What’s a normal, good, or bad hs-CRP?
If you’ve already measured your hs-CRP (great!), then it’s ideally below <1 mg/L. hs-CRP above 3 mg/L is high risk:
(If you’re in moderate or high ranges, see the section above for what to do.)
Are other biomarkers of inflammation relevant?
The ACC evaluated other markers: IL-6, fibrinogen, neutrophil-to-lymphocyte ratio, EPA/AA ratio, and serum amyloid A. These have also been shown to predict cardiovascular risk, but once hs-CRP is known, don’t add more signal.

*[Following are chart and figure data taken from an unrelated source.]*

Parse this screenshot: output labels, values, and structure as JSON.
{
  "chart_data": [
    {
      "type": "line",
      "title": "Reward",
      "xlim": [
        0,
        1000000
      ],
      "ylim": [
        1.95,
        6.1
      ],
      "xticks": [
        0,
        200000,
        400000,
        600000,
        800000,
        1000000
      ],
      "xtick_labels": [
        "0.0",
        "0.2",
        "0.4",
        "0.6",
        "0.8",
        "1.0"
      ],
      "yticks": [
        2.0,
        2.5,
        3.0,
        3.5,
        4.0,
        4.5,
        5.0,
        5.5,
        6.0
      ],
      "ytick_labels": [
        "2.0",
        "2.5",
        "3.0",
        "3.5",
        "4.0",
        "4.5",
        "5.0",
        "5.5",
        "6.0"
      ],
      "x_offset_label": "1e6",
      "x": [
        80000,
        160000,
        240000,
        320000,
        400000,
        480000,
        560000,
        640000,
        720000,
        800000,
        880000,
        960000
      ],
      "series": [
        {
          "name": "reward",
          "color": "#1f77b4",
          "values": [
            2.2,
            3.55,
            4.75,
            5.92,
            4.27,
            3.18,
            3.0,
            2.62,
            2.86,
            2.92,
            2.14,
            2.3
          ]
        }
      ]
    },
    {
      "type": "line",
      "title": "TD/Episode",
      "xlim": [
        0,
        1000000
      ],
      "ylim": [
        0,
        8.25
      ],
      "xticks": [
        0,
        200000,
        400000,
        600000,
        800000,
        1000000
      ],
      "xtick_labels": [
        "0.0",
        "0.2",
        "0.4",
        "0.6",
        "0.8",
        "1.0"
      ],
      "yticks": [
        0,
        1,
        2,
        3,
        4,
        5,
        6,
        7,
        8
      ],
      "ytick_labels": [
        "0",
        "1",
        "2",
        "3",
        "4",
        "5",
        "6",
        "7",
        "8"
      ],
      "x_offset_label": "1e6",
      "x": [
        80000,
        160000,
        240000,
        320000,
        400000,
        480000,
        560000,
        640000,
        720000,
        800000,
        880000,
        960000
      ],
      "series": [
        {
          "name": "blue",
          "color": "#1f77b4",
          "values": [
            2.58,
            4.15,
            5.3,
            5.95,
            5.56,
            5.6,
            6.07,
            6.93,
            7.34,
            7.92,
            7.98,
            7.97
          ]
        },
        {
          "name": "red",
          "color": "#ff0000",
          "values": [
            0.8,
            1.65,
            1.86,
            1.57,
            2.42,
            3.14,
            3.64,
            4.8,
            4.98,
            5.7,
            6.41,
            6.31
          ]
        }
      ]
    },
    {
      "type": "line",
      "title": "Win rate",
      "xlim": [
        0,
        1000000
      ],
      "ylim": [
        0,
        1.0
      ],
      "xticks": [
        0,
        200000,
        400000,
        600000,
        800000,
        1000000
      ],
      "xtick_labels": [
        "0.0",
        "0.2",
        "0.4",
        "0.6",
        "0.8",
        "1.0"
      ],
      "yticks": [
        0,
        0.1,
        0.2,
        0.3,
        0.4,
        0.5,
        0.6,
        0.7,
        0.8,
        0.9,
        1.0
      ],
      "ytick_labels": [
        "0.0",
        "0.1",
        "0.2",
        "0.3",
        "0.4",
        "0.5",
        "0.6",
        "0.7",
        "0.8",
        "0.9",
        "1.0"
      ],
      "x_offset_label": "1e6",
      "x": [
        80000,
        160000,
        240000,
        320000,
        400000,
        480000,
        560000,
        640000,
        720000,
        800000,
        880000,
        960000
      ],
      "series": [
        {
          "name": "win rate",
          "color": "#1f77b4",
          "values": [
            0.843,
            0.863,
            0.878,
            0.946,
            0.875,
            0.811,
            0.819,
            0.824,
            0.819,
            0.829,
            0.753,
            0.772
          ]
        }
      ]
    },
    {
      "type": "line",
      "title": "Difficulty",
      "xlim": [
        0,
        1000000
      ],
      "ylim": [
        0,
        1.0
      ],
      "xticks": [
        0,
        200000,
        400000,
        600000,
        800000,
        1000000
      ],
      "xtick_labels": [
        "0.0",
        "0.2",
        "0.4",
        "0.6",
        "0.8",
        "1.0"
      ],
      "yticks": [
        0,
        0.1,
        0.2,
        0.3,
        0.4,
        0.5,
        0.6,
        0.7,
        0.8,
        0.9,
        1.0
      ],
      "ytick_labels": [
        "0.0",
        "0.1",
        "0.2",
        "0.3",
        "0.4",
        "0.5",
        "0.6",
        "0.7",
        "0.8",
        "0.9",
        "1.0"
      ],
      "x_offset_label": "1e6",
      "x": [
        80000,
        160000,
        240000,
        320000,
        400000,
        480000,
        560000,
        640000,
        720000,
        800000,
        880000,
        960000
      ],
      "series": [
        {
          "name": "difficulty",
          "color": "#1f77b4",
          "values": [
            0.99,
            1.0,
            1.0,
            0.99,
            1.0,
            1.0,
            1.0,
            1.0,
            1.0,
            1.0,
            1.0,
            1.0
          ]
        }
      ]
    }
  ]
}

In other words, you’re best off simply measuring hs-CRP, and then spending money elsewhere on heart health.
Other interesting bits
The JACC article is packed with other interesting insights. These ones were interesting:
- Imaging biomarkers (like CT, PET, MRI, and perivascular “fat attenuation index”) can detect vascular inflammation and may help predict coronary events, but are not yet ready for routine clinical use.
- Bempedoic acid is a newer cholesterol-lowering drug that also lowers hs-CRP, but its long-term outcomes are still being studied.
- Residual inflammatory risk: Even with well-controlled LDL on statins, many people still have elevated hs-CRP and ongoing risk—so inflammation should be addressed separately from cholesterol.
- Universal hs-CRP screening is now recommended by the ACC for both people with and without established heart disease.
- Colchicine (0.5 mg/d) is now FDA-approved as an adjunct for secondary prevention in stable ASCVD, but should be avoided in people with significant kidney or liver disease.
- Novel IL-6 inhibitors are being studied as future anti-inflammatory therapies for heart disease.
How to measure your inflammation
A simple blood test for hs-CRP is widely available and inexpensive. The ACC now recommends routine hs-CRP testing for both people at risk (primary prevention) and those with established heart disease (secondary prevention).